Dans la grange se trouvaient encore de vieux outils, abandonnés depuis des décennies.

"C’est une vieille perche à tabac en bois de hickory, taillée à la main", avons-nous expliqué aux Français.

"Les plants de tabac sont accrochés à ces perches pour que les feuilles sèchent. Elles sont ensuite récoltées et emballées en ‘mains’. Ces mains sont ensuite placées dans ce… eh bien, je ne sais pas comment ça s’appelle… un panier, je suppose… les mains sont emballées dans ces choses, avant d’être amenées au hangar à tabac d’Upper Marlboro et vendues aux enchères".

"Est-ce toujours légal de faire pousser du tabac ?" demanda l’un d’entre eux.

"Le tabac a toujours été sévèrement réglementé en France", a-t-il continué.

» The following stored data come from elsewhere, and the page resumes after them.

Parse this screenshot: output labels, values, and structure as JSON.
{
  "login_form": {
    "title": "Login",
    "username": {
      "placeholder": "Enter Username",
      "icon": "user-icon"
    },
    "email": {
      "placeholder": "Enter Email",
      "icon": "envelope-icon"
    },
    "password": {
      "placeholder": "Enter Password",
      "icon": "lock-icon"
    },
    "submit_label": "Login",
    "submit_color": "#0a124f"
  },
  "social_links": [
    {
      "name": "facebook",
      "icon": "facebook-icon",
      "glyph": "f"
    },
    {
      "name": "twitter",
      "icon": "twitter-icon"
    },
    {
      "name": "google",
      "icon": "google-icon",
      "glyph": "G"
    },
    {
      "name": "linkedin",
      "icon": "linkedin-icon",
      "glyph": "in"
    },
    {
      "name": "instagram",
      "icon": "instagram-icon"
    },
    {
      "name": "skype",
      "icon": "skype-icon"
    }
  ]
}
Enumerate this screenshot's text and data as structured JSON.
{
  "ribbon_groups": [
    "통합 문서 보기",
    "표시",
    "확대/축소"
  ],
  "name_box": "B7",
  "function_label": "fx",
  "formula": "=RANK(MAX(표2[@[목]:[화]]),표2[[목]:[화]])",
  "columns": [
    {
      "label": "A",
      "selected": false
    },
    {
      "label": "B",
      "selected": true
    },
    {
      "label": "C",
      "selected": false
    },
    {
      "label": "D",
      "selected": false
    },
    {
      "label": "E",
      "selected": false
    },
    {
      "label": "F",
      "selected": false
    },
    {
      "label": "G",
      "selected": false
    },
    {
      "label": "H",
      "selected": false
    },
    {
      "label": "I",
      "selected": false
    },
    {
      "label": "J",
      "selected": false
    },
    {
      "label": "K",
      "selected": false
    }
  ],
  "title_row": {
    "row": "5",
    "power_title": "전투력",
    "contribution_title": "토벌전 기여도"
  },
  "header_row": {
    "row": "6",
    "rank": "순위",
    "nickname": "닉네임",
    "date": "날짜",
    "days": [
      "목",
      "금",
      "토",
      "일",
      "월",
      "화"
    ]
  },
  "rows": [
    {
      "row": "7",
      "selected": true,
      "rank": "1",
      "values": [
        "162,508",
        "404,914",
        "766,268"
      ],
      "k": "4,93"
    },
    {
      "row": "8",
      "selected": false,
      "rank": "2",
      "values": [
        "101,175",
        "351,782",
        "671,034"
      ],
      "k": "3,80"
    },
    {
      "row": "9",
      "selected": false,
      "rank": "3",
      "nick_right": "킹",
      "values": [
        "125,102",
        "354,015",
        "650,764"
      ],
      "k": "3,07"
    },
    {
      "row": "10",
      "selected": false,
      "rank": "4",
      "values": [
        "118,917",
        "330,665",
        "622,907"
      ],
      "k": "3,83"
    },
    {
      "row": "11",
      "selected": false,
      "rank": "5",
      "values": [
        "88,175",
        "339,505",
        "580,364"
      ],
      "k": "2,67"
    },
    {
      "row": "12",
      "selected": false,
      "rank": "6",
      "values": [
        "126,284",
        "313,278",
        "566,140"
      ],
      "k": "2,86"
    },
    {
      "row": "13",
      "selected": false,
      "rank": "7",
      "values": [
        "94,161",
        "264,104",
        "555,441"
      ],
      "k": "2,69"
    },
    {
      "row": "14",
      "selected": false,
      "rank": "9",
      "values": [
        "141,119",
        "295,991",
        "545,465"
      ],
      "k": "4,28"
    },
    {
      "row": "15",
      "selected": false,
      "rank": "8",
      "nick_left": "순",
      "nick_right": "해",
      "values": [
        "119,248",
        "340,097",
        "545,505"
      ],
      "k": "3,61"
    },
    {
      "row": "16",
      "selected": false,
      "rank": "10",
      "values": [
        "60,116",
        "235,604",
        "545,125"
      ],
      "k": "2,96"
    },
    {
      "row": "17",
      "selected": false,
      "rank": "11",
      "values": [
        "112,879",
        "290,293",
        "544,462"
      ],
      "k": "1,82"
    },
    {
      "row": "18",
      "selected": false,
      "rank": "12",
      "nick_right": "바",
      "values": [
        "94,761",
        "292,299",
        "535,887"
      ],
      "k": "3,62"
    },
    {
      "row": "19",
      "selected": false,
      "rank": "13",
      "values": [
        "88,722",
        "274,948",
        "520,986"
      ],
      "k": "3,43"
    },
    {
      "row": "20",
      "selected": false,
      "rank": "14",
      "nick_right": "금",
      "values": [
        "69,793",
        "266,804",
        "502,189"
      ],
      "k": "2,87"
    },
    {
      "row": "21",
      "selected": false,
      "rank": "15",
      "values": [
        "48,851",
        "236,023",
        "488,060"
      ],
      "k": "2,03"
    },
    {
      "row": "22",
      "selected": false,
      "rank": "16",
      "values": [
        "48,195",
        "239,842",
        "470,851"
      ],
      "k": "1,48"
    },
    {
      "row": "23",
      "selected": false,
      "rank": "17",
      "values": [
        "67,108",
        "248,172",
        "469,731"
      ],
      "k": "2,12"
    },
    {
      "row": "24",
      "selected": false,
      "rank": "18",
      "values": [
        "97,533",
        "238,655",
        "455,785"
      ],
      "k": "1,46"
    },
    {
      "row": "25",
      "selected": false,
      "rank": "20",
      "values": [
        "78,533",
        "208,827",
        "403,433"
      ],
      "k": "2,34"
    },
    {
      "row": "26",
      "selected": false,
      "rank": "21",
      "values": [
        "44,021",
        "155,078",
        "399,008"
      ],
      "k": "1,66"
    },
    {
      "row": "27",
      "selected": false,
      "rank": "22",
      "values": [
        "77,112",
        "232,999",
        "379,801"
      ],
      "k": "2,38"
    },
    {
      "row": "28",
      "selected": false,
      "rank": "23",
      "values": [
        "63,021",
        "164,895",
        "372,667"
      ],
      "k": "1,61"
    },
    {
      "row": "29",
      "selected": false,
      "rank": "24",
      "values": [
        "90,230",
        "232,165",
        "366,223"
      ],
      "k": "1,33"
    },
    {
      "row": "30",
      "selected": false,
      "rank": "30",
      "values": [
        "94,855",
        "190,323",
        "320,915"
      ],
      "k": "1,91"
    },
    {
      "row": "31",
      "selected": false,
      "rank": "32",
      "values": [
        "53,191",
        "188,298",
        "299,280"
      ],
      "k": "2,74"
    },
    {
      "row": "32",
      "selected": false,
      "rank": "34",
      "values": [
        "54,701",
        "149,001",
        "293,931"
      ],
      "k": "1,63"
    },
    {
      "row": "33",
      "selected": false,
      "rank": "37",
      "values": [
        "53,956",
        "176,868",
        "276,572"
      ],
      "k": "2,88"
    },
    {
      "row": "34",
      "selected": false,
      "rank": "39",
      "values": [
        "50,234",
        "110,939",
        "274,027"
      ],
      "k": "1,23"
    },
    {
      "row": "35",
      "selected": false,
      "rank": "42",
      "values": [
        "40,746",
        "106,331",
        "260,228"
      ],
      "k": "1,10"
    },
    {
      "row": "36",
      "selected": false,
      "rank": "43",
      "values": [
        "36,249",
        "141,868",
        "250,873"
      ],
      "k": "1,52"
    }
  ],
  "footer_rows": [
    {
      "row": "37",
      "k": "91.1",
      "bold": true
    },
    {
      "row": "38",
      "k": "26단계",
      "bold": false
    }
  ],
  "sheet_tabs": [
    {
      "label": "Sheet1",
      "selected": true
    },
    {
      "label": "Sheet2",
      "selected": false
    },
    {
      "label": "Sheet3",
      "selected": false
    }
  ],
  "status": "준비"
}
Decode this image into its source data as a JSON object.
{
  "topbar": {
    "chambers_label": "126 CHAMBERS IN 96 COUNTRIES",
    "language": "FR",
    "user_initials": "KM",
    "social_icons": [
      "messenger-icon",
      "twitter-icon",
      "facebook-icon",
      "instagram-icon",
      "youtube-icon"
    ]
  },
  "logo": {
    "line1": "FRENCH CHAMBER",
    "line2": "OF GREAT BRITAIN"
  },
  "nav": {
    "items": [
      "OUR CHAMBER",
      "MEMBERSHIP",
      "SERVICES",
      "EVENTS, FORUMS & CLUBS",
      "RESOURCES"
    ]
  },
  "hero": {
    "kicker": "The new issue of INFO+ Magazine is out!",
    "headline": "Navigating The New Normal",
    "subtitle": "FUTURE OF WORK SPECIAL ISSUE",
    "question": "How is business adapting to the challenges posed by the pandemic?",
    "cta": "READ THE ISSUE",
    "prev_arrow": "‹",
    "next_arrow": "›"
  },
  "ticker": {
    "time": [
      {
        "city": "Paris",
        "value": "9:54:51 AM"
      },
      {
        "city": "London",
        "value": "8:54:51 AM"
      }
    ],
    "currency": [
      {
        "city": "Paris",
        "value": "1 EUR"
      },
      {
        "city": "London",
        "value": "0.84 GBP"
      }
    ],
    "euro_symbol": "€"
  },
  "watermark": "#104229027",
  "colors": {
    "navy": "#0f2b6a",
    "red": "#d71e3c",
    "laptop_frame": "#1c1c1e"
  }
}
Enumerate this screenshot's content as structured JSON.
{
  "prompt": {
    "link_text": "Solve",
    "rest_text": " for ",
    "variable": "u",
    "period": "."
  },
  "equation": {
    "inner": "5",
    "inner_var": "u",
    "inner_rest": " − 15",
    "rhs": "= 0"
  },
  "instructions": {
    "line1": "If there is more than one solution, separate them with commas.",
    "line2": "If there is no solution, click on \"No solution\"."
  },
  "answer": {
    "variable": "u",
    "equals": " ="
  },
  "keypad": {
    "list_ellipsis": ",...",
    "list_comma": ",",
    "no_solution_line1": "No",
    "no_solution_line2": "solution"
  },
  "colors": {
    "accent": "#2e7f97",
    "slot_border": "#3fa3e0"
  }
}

"Au 18ème siècle, il fallait la permission du roi pour le cultiver. Et je crois qu’il faut encore la permission du gouvernement. Mais si on l’avait, on avait un monopole et on pouvait gagner beaucoup d’argent".

▪ Après le tabac… quoi ?
Aux Etats-Unis, le tabac a commencé dans le Maryland au début du 17ème siècle, les colons de Virginie l’apportant avec eux lors de leur installation dans la Baie de Chesapeake. Quelques années plus tard, c’était assez littéralement une culture en or. Il était utilisé comme devise, les billets à ordre et autres contrats étant réglés en livres de tabac plutôt qu’en onces d’or.

L’or n’est pas une devise parfaite. C’est simplement la meilleure devise que nous ayons pu trouver pour l’instant. Le tabac était précieux. Mais l’offre pouvait être augmentée relativement rapidement.

Au début, la consommation de tabac en Angleterre était limitée aux riches ; eux seuls pouvaient se le permettre. Mais à mesure qu’on consacrait de plus en plus de surface agraire au tabac dans le Nouveau monde, les prix chutèrent dans l’Ancien. Le commun des mortels s’empara rapidement du tabac. Au 20ème siècle, il était omniprésent. Les stars de cinéma fumaient sur grand écran. Les réunions, en entreprise, ne se passaient pas sans cendrier. Les soldats mourants demandaient une cigarette — du moins dans les films.

Dans les années 50, les garçons de ferme de la région de Chesapeake conduisaient des Chevrolet ou des Ford flambant neuves. On leur donnait généralement une acre ou deux sur lesquelles ils pouvaient cultiver du tabac pour leur propre compte. A 16 ans, ils avaient un joli bas de laine.

Mais dans les années 70, les autorités… et la concurrence… mirent à mal l’industrie du tabac. La culture populaire se retourna contre le tabagisme ; on l’accusa de causer de graves maladies. On interdit le tabac dans les endroits publics — bars y compris. Les fumeurs devinrent des parias. Les gens à la mode affirmèrent ne pas pouvoir en supporter l’odeur. Les fumeurs durent rester dehors… qu’il pleuve ou qu’il vente.

Si le tabac est out, la marijuana, elle, est hot. Les baby-boomers ont toutes sortes de maux, de douleurs et de complexes que "l’herbe" pourrait soulager. Le capitalisme de copinage cherche des parts de marché. Comme le tabac, la marijuana est en train de devenir un monopole d’Etat, la plante étant cultivée dans des serres spécialement adaptées et approuvées par le gouvernement. De grosses sommes vont être encaissées — mais pas par des garçons de ferme.